A questo modello, riferito con l’acronimo SDN (Software-Defined Networking), si affianca un altro modello di virtualizzazione della rete denominato Network Function Virtualization (NFV), che si focalizza sull’ottimizzazione dei servizi di rete. NFV disaccoppia dagli apparati hardware proprietari le funzioni di rete fornite ad es. dai DNS (Domain Network Service, per la risoluzione dei nomi logici), dai firewall (per aspetti di sicurezza), dai Cache Server (per la bufferizzazione dei dati) e li trasforma in equivalenti funzioni virtuali, realizzate via software. Così facendo la realizzazione di servizi innovativi e il loro provisioning viene fortemente accelerata, in particolar modo nel contesto dei Service Provider, consentendo un’elevata reattività alle esigenze del business. I due modelli, SDN e NFV, non sono alternativi ma si possono integrare creando reti virtuali molto più economiche rispetto a quelle fisiche, ma soprattutto introducono flessibilità, velocità e operatività impossibili con le reti tradizionali.
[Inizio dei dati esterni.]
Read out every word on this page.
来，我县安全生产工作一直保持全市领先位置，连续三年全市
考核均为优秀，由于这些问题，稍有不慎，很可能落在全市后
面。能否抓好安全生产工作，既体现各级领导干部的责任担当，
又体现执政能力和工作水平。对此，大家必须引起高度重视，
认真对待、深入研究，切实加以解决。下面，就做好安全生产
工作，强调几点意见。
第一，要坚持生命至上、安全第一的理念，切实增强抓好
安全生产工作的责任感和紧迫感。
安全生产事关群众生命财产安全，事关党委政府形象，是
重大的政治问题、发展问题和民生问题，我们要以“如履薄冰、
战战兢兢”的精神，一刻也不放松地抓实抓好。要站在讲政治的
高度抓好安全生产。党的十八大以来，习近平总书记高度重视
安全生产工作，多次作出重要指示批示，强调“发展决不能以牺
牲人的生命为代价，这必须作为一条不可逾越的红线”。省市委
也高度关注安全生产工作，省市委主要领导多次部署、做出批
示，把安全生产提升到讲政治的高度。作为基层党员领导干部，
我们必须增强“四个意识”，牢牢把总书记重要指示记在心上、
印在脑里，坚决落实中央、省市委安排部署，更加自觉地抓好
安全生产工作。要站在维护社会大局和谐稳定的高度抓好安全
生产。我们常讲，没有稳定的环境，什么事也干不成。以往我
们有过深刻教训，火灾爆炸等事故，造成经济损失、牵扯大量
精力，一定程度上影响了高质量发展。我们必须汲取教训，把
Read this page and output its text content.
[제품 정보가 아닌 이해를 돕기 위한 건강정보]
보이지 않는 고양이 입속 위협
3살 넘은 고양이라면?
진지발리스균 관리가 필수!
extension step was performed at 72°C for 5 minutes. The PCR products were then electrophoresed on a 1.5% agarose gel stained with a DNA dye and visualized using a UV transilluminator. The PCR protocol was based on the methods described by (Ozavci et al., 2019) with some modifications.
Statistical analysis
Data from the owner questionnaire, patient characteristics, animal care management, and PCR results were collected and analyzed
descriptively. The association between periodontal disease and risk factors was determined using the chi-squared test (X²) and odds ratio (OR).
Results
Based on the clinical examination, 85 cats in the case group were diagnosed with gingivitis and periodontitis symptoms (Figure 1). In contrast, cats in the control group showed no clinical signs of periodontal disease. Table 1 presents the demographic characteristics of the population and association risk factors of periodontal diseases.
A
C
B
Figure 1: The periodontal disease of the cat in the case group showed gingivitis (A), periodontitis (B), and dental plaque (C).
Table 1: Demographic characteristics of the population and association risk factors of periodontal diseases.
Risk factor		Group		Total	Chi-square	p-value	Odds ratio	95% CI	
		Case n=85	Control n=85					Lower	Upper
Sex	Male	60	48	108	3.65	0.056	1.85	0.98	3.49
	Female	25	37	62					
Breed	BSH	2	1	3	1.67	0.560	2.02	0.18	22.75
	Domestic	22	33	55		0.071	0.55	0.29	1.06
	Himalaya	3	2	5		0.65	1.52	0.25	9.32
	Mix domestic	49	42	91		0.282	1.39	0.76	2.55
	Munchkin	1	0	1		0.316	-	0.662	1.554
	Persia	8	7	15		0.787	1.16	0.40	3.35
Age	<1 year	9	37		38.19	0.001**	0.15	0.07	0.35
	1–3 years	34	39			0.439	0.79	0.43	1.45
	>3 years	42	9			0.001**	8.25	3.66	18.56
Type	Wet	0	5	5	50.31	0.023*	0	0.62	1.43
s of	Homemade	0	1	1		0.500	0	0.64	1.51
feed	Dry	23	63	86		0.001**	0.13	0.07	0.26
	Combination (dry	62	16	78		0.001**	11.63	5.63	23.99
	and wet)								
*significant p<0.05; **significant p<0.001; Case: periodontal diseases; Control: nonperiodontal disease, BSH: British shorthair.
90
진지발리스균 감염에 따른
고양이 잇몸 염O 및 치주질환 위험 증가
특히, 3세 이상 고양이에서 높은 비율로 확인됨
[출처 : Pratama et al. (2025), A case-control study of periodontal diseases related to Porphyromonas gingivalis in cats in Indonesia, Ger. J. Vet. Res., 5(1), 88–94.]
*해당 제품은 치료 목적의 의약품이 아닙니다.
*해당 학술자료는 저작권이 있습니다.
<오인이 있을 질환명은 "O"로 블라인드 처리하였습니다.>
La nuova visione del modello Software-Defined nel networking e, più in generale, nell’IT di una Enterprise sarà il leitmotiv dei prossimi anni e sarà così dirompente rispetto agli schemi tradizionali che renderà possibile idee di business innovative in tempi molto rapidi e a costi bassi. Affinché ciò diventi realtà, però, la sola componente tecnologica non è sufficiente: occorre opportunamente adattare i processi aziendali, ma soprattutto è necessario avviare un forte cambiamento culturale a tutti i livelli. Per le Enterprise di domani il modello Software-Defined non sarà un’opzione ma una necessità. Per parafrasare Darwin, non il più intelligente o il più forte sopravviverà – le Enterprise ancora legate a schemi organizzativi e tecnologici tradizionali e lenti – ma il più reattivo al cambiamento: le Enterprise “lean” che dalla visione Software-Defined trarranno significativi vantaggi per competere con grande agilità, velocità e flessibilità.